气态植物激素——乙烯是植物生长过程的主要操控者。最为人熟知的是它的果实催熟功能。乙烯还能够诱导种子萌发和保护植物抵抗病原菌和环境压力。然而这种激素却引起切花产业和农业的重大损失。由加速植物腐烂的信号产生的乙烯,在加速果实成熟的同时也引起它们变质。在切花运输和处理过程中,乙烯诱导了花朵的提前凋谢。
近年来,科学家对于细胞内乙烯信号有了很多了解。美国Salk研究所的研究人员如今鉴定出乙烯响应的重要调节子——EIN2的功能。以前的研究一直没能阐明EIN2在乙烯信号通路中的作用。
Salk研究所的Joseph Ecker科学小组发现,乙烯的存在,使“短命”的EIN2可以聚集到足够浓度来传递乙烯信号。如果没有乙烯,一种CTR1蛋白将与EIN2结合抑制乙烯通路。一旦乙烯与其受体结合,EIN2将被激活。但是EIN2的激活机制仍不清楚。但已知有两个F-box蛋白:ETP1和ETP2,介导EIN2的降解。 乙烯的存在使这两个蛋白失活,因此EIN2不再被降解。
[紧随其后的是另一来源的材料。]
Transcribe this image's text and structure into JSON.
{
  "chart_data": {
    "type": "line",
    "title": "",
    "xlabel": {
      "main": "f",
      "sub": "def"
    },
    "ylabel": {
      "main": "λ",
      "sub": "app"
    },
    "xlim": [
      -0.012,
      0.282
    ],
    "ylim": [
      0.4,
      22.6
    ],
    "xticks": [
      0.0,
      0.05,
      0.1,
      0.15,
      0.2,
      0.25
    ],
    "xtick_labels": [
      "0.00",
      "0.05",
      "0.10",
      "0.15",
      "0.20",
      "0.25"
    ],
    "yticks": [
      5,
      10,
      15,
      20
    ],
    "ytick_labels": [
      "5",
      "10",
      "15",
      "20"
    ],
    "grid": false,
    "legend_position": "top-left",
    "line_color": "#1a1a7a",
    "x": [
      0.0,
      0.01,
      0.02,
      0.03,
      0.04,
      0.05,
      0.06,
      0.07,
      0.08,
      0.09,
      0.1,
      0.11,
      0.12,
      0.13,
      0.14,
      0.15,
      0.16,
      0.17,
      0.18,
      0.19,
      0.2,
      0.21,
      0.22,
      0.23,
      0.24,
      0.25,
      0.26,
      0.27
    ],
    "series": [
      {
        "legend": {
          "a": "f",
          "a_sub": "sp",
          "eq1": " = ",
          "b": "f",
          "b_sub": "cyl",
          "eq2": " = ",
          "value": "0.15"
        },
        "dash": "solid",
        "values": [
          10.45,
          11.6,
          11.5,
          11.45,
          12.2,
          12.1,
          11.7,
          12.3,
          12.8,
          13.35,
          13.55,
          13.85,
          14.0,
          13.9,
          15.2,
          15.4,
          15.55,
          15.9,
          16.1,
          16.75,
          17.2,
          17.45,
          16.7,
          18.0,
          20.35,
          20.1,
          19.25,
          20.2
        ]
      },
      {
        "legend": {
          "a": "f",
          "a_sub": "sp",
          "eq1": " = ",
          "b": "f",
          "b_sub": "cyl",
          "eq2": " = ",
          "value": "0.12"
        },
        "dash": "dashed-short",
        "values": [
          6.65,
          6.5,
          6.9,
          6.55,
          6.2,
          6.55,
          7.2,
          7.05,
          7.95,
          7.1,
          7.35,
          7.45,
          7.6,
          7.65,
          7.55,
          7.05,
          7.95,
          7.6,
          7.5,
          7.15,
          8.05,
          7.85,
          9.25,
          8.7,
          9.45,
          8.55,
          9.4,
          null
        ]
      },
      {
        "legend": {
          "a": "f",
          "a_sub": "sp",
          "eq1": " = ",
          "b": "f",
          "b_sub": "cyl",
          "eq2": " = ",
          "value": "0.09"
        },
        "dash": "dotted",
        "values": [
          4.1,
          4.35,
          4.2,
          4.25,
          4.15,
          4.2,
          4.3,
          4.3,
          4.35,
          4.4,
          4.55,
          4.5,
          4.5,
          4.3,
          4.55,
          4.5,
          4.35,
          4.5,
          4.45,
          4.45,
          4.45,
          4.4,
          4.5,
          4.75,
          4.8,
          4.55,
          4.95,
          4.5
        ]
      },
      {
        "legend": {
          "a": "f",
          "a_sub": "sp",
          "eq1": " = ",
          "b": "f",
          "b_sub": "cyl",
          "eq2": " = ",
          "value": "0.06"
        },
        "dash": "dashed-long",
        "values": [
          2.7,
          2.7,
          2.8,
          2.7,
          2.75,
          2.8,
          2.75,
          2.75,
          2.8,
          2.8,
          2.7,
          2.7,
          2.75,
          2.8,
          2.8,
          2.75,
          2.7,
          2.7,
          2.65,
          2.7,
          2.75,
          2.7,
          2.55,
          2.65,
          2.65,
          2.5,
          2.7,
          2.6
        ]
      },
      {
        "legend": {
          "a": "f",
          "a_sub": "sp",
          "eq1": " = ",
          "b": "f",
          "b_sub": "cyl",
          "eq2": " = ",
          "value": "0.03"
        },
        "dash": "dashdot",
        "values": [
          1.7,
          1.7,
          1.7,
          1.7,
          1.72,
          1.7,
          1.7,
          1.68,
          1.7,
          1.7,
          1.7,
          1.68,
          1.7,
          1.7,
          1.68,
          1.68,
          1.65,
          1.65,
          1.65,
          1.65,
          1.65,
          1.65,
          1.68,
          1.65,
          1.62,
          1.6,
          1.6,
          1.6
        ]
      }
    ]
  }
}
“这类调控好比把脚同时踩在油门和刹车上,然后慢抬刹车”Ecker解释说,“这能使细胞对接下来的信息立即作出响应。”这一发现还可能有利于改良植物对病原体和干旱的抗性。(生物谷Bioon.com)
生物谷推荐原始出处:
Genes & Dev.February 4, 2009, doi:10.1101/gad.1765709
Interplay between ethylene, ETP1/ETP2 F-box proteins, and degradation of EIN2 triggers ethylene responses in Arabidopsis
Hong Qiao, Katherine N. Chang, Junshi Yazaki and Joseph R. Ecker,1
Plant Biology Laboratory, The Salk Institute for Biological Studies, La Jolla, California 92037, USA
Abstract
The gaseous plant hormone ethylene can trigger myriad physiological and morphological responses in plants. While many ethylene signaling pathway components have been identified and characterized, little is known about the function of the integral membrane protein ETHYLENE-INSENSITIVE2 (EIN2), a central regulator of all ethylene responses. Here, we demonstrate that Arabidopsis thaliana EIN2 is a protein with a short half-life that undergoes rapid proteasome-mediated protein turnover. Moreover, EIN2 protein accumulation is positively regulated by ethylene. We identified two F-box proteins, EIN2 TARGETING PROTEIN1 (ETP1) and EIN2 TARGETING PROTEIN2 (ETP2), that interact with the EIN2 C-terminal domain (EIN2-CEND), which is highly conserved and sufficient to activate most ethylene responses. Overexpression of ETP1 or ETP2 disrupts EIN2 protein accumulation, and these plants manifest a strong ethylene-insensitive phenotype. Furthermore, knocking down the levels of both ETP1 and ETP2 mRNAs using an artificial microRNA (amiRNA) leads to accumulation of EIN2 protein, resulting in plants that display constitutive ethylene response phenotypes. Finally, ethylene down-regulates ETP1 and ETP2 proteins, impairing their ability to interact with EIN2. Thus, these studies reveal that a complex interplay between ethylene, the regulation of ETP1/ETP2 F-box proteins, and subsequent targeting and degradation of EIN2 is essential for triggering ethylene responses in plants.